In the previous chapters of Atlantis, I looked at the likelihood that the Atlantean continent described by Plato was the territory of Sidon, the son of Canaan, remembered by the Greeks as the god Poseidon whose ten sons colonized the Altiplano of South America.
When the Egyptian priests told Solon the story of Atlantis, they used Atlantis as a proxy to represent a larger coalition of Canaanite and Abrahamic tribes. Members of that coalition included the Sidonians, Hittites, Hyksos Shepherds, Gutians, Semitic Amorites, Kassites, Midianites, and Amalekites. While the Sidonians specialized in shipbuilding and trade, the Semitic coalition members were tent-dwelling shepherd cultures descended from Abraham. Being exotic and far away, calling it Atlantis made the story far more interesting, even if it is unlikely that the Atlanteans contributed anything more than a symbolic military force to the conflict.

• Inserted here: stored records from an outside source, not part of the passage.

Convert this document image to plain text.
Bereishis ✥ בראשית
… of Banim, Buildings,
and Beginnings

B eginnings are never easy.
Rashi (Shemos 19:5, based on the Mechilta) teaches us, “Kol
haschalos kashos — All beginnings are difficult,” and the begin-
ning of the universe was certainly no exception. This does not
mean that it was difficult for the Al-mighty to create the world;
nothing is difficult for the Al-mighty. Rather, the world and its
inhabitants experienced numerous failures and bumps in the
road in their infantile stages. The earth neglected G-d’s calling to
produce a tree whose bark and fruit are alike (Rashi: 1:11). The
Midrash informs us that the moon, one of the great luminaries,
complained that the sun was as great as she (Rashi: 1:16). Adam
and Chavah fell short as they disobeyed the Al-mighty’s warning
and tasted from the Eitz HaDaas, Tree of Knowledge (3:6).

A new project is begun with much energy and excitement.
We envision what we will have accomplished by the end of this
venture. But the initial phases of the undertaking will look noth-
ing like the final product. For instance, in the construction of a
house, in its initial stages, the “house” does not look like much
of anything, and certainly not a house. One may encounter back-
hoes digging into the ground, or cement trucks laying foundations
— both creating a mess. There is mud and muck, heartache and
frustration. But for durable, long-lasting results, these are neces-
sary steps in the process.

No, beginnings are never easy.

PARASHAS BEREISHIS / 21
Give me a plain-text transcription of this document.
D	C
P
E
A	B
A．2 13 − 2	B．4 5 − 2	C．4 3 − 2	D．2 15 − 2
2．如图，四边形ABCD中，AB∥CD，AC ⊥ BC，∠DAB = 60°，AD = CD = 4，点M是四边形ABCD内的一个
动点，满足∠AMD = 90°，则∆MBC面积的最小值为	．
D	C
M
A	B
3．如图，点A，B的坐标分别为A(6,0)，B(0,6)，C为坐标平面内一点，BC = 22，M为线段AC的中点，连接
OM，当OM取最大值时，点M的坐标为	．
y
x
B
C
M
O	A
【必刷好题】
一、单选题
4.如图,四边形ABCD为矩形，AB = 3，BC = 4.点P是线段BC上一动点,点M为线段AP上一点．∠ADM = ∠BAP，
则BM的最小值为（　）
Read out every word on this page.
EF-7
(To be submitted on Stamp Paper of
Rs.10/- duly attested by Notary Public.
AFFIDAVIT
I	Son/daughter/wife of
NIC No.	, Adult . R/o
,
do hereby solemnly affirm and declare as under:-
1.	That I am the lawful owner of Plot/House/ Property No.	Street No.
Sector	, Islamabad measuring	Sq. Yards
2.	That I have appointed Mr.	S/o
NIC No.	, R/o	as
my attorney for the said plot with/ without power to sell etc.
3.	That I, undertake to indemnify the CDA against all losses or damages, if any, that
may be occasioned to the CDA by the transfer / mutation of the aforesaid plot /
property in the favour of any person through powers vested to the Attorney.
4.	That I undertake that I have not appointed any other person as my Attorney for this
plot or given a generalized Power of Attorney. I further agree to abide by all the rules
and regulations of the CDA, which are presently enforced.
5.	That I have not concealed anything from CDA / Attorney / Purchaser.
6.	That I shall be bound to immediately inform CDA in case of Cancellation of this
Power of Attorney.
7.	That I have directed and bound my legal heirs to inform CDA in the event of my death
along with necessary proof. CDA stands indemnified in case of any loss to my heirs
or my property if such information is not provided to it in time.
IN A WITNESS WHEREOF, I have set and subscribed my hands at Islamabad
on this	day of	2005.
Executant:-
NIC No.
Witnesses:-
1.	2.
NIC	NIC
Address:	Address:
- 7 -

The Israelite Exodus from Egypt in 1491 BC was part of a chain of events that set the stage for Atlantean Hegemony. The wealthiest tribe from the Outer Continent was later credited with conquering and ruling Middle Earth, which is to say, the land around the Mediterranean Sea. In reality, however, the majority of any fighting was done by the local tribes of the Hyksos Shepherds.